Some tips on well-written reports, term papers, and so on.
You may be thinking, “Uh, don’t you mean, Writing a Paper? ”
No, I actually mean creating. Constructing a well-written paper is the same as producing a famous painting or composing a popular piece of music or writing a bestselling novel. Why is that? Something that is done well and “speaks” to the looker/listener/reader is created over time—not spit out from a laser printer. Creativity is also a combination of inspiration and planning and structure.
I once thought that famous pieces of art and music were the product of a genius mind that just did it once and it was done. I was wrong.
- The most famous paintings have carefully-chosen colors, layouts, positioning . . . and layers. The masters painted over a painting several times. There was no White-Out or backspace key in those days. So, they kept at it until the painting turned out the way they wanted it.
- The great composers wrote, scribbled out, and rewrote their masterpieces several times before they ended up with the music that is now famous. Even the music you listen to on CDs is not the first pass of the artist. The music you hear is usually a collaboration of the artist and the producer and anyone else in the studio.
Therefore, get used to the idea that you won’t sit down and write a paper in one pass. You will end up writing and rewriting—and there’s nothing wrong with that. It’s a creative process.
The three main points to remember about writing a paper pertain to:
- The Introductory Paragraph
- Your point
- The Structure
- Tell ‘em what you’re gonna tell ‘em
- Tell ‘em
- Tell ‘em what you told ‘em
You do not have to follow a pattern in your introductory paragraph, except for the last sentence (tell them your point or the conclusion you’ve already made). How you go about telling the reader what happened, when it happened, where it happened, and why it happened will be up to you—but include all those facts.

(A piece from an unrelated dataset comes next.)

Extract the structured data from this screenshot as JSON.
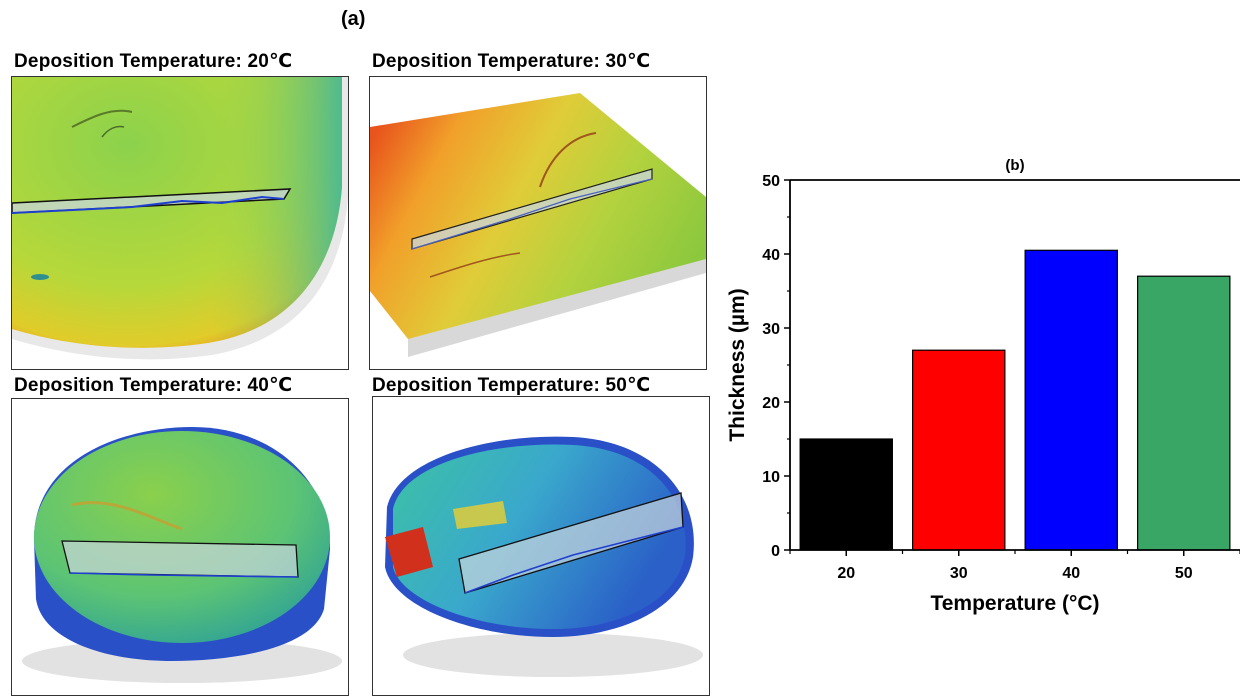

And as far as the structure goes, you may be thinking that what I pointed out is pretty simplistic. Well, that’s true; but, the reason is a very good one. As humans, this is the way we think. This is the way we process information concerning ideas. We want to know where all the upcoming information is going to lead us. Then we want to know all the details. Then we want to be reminded of the point that was just made that ties it together. When ideas are presented to us on paper or through speaking, this structure helps us conceptualize and process the information.